Major US study indicates that bipolar disorder has twice the social impact of major depression in terms of lost worker productivity
A major study funded by the US National Institute of
Mental Health indicates that bipolar disorder has twice the social impact of major
depression in terms of lost worker productivity, with reduced productivity lasting
even after mood clinically improves, according to an article in the September
issue of the American Journal of Psychiatry.
Each US employee with bipolar disorder averaged 65.5
lost workdays per year compared with 27.2 workdays for major depression. Even
though major depression is more than six times as prevalent, bipolar disorder
costs the U.S. economy nearly half as much -- a disproportionately high 14.1 billion
dollars annually.
Researchers led by Doctors Ronald Kessler and Philip
Wang of Harvard University, traced the higher toll mostly to bipolar disorder's
more severe depressive episodes rather than to its agitated manic periods.
The current study is the first to distinguish the impact
of depressive episodes due to bipolar disorder from those due to major depressive
disorder in the workplace. Its analysis was based on one-year data from 3378 employed
respondents to the National Co-morbidity Survey Replication, a nationally representative
household survey of 9,282 U.S. adults conducted in 2001 through 2003.
The researchers measured the persistence of the disorders by asking respondents
how many days during the past year they experienced an episode of mood disorder.
They judged the severity based on symptoms during a worst month. Lost work days
due to absence or poor functioning on the job, combined with salary data, yielded
an estimate of lost productivity due to the disorders.
Poor functioning while at work accounted for more lost days than absenteeism.
Although only about 1 percent of workers have bipolar disorder in a year compared
with 6.4 percent with major depression, the researchers projected that bipolar
disorder accounts for 96.2 million lost workdays and $14.1 billion in lost salary-equivalent
productivity, compared with 225 million workdays and $36.6 billion for major depression
annually in the United States.
About three fourths of bipolar respondents had experienced depressive episodes
over the past year, with about 63 percent also having agitated manic or hypomanic
episodes. The bipolar-associated depressive episodes were much more persistent
-- affecting 134-164 days -- compared with only 98 days for major depression.

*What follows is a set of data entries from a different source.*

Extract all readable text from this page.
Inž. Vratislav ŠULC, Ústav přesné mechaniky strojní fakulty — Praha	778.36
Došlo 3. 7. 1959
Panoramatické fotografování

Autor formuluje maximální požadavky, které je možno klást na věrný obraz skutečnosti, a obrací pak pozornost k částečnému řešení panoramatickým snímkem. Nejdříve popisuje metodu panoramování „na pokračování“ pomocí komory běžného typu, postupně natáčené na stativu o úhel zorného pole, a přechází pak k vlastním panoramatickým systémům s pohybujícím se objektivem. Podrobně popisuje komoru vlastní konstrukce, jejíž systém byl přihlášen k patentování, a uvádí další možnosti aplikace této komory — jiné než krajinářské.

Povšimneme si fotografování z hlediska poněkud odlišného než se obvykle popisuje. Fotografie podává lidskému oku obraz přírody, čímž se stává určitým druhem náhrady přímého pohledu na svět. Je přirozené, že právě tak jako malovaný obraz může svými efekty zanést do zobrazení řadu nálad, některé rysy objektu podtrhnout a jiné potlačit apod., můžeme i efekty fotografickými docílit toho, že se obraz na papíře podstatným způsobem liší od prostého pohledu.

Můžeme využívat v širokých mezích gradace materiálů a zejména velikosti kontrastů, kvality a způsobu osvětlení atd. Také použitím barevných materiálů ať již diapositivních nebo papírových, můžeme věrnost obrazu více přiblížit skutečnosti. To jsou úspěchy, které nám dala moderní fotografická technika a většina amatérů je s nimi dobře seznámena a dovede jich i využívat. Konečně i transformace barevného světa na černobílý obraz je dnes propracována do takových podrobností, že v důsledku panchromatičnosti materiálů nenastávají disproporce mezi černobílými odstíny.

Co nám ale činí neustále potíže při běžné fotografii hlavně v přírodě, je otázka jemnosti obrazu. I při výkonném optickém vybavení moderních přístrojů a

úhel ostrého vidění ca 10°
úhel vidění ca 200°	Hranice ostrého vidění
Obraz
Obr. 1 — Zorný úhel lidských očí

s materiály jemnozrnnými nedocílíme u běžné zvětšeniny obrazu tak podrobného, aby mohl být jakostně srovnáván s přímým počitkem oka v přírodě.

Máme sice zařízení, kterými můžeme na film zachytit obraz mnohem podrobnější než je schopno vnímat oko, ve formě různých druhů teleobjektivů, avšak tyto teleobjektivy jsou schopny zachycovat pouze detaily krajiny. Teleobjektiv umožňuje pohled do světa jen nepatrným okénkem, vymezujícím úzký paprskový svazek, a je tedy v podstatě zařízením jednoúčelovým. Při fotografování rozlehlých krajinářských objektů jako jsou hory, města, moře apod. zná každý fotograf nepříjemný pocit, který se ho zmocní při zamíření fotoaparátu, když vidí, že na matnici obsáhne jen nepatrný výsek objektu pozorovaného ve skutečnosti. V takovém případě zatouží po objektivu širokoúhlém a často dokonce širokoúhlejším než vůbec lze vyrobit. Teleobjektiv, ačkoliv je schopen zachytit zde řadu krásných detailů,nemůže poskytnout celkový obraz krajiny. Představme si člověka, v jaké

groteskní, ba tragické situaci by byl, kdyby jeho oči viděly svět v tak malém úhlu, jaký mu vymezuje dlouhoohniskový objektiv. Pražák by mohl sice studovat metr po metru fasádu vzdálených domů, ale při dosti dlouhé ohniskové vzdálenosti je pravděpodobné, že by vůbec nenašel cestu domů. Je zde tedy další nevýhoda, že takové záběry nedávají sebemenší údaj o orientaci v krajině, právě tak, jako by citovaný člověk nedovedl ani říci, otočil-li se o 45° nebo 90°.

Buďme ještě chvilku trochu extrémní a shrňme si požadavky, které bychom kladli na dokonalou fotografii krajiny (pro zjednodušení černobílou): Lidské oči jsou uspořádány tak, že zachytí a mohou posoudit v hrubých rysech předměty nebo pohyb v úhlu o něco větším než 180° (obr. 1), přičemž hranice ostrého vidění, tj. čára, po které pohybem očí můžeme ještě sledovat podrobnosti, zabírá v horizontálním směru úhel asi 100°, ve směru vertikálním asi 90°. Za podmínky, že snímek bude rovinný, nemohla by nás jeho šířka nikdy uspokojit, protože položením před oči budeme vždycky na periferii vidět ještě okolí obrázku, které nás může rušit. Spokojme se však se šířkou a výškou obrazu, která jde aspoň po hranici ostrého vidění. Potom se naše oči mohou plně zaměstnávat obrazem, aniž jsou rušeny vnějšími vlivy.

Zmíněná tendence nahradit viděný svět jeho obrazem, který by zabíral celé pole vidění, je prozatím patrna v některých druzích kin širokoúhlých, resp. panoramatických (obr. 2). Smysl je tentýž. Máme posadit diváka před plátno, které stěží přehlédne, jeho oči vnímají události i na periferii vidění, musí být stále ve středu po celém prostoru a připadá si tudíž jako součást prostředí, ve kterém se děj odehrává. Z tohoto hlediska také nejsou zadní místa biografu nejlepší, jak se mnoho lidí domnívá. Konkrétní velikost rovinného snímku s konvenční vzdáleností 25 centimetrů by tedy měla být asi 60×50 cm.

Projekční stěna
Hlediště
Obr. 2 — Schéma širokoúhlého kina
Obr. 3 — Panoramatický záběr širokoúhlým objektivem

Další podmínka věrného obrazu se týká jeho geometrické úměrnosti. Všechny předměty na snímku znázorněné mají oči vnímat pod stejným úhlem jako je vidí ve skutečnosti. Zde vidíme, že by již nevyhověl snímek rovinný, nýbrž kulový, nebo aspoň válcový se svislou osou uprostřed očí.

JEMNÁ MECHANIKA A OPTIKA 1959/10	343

The bipolar-associated depressive episodes were also more severe. All measures
of lost work performance were consistently higher among workers with bipolar disorder
who had major depressive episodes than those who reported only manic or hypomanic
episodes. The latter workers' lost performance was on a par with workers who had
major depressive disorder.
"Major depressive episodes due to bipolar disorder are sometimes incorrectly
treated as major depressive disorder," noted Wang. "Since antidepressants
can trigger the onset of mania, workplace programs should first rule out the possibility
that a depressive episode may be due to bipolar disorder."